The researchers added, "This method works even when the program has been extensively modified, as long as the watermark remains undisturbed.
"It can detect copying in very short programs. With such programs students may come up with similar solutions by chance. Source code comparison systems cannot distinguish chance similarities from cases of copying.
"The method requires no manual intervention. By contrast, code comparison techniques merely highlight suspicious cases, which then need to be examined to determine whether plagiarism has occurred. Naturally, this is subjective, as well as tedious and time consuming."
The method only works if the copier makes an electronic copy rather than keying in the program again, because the watermark will not be keyed.

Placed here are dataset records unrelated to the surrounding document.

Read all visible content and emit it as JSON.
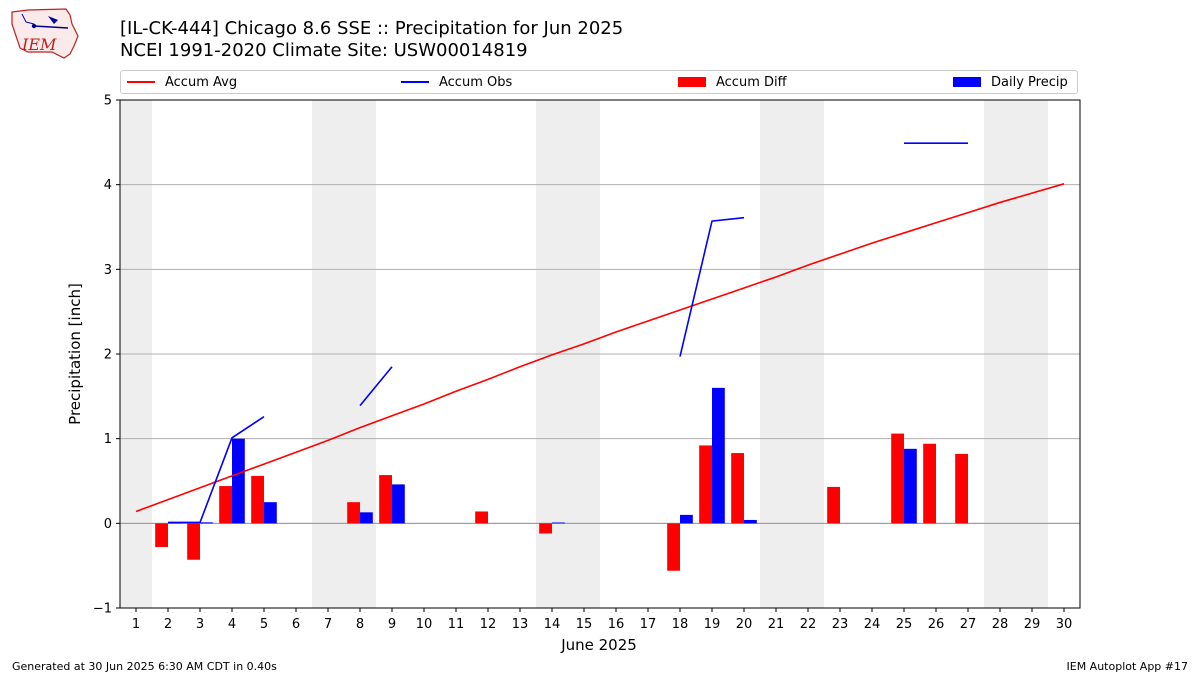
{
  "header": {
    "title_line1": "[IL-CK-444] Chicago 8.6 SSE :: Precipitation for Jun 2025",
    "title_line2": "NCEI 1991-2020 Climate Site: USW00014819",
    "logo_text": "IEM"
  },
  "legend": {
    "items": [
      {
        "label": "Accum Avg",
        "kind": "line",
        "color": "#ff0000"
      },
      {
        "label": "Accum Obs",
        "kind": "line",
        "color": "#0000ff"
      },
      {
        "label": "Accum Diff",
        "kind": "patch",
        "color": "#ff0000"
      },
      {
        "label": "Daily Precip",
        "kind": "patch",
        "color": "#0000ff"
      }
    ]
  },
  "footer": {
    "left": "Generated at 30 Jun 2025 6:30 AM CDT in 0.40s",
    "right": "IEM Autoplot App #17"
  },
  "chart_data": {
    "type": "bar",
    "xlabel": "June 2025",
    "ylabel": "Precipitation [inch]",
    "ylim": [
      -1,
      5
    ],
    "xlim": [
      0.5,
      30.5
    ],
    "yticks": [
      -1,
      0,
      1,
      2,
      3,
      4,
      5
    ],
    "ytick_labels": [
      "−1",
      "0",
      "1",
      "2",
      "3",
      "4",
      "5"
    ],
    "x": [
      1,
      2,
      3,
      4,
      5,
      6,
      7,
      8,
      9,
      10,
      11,
      12,
      13,
      14,
      15,
      16,
      17,
      18,
      19,
      20,
      21,
      22,
      23,
      24,
      25,
      26,
      27,
      28,
      29,
      30
    ],
    "grid": "horizontal",
    "weekend_shading": [
      [
        0.5,
        1.5
      ],
      [
        6.5,
        8.5
      ],
      [
        13.5,
        15.5
      ],
      [
        20.5,
        22.5
      ],
      [
        27.5,
        29.5
      ]
    ],
    "series": [
      {
        "name": "Accum Avg",
        "kind": "line",
        "color": "#ff0000",
        "values": [
          0.14,
          0.28,
          0.42,
          0.56,
          0.7,
          0.84,
          0.98,
          1.13,
          1.27,
          1.41,
          1.56,
          1.7,
          1.85,
          1.99,
          2.12,
          2.26,
          2.39,
          2.52,
          2.65,
          2.78,
          2.91,
          3.05,
          3.18,
          3.31,
          3.43,
          3.55,
          3.67,
          3.79,
          3.9,
          4.01
        ]
      },
      {
        "name": "Accum Obs",
        "kind": "line",
        "color": "#0000ff",
        "values": [
          null,
          0.01,
          0.01,
          1.01,
          1.26,
          null,
          null,
          1.39,
          1.85,
          null,
          null,
          null,
          null,
          null,
          null,
          null,
          null,
          1.97,
          3.57,
          3.61,
          null,
          null,
          null,
          null,
          4.49,
          4.49,
          4.49,
          null,
          null,
          null
        ]
      },
      {
        "name": "Accum Diff",
        "kind": "bar",
        "color": "#ff0000",
        "values": [
          null,
          -0.28,
          -0.43,
          0.44,
          0.56,
          null,
          null,
          0.25,
          0.57,
          null,
          null,
          0.14,
          null,
          -0.12,
          null,
          null,
          null,
          -0.56,
          0.92,
          0.83,
          null,
          null,
          0.43,
          null,
          1.06,
          0.94,
          0.82,
          null,
          null,
          null
        ]
      },
      {
        "name": "Daily Precip",
        "kind": "bar",
        "color": "#0000ff",
        "values": [
          null,
          0,
          0,
          1.0,
          0.25,
          null,
          null,
          0.13,
          0.46,
          null,
          null,
          null,
          null,
          0.01,
          null,
          null,
          null,
          0.1,
          1.6,
          0.04,
          null,
          null,
          null,
          null,
          0.88,
          null,
          null,
          null,
          null,
          null
        ]
      }
    ]
  }
}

The method was tested on 46 programming exercises completed by 283 students in the first year of a computing degree course at Dublin City University.
It found that 101 students (36%) had copied at least one of the exercises. Most copied one or two, but some were more active, including one student who copied 19 of the 46 exercises. In addition, 48 students (17%) allowed others to copy their programs.
The copying increased during the year. Daly and Horgan said this might be down to students leaving the work to the last minute and therefore becoming more tempted to copy.
"The results are of additional interest in view of warnings about plagiarism given to students at the beginning of the course," they said.
The research found that crime does not pay: the copiers got an average mark of 37%. The people they copied from got an average of 58%, and those who were not involved in any way got 51%.
The difference in marks between the last two groups is not surprising, according to Daly and Horgan. "Copiers may be dishonest but they are not stupid, and will choose their suppliers carefully," they said.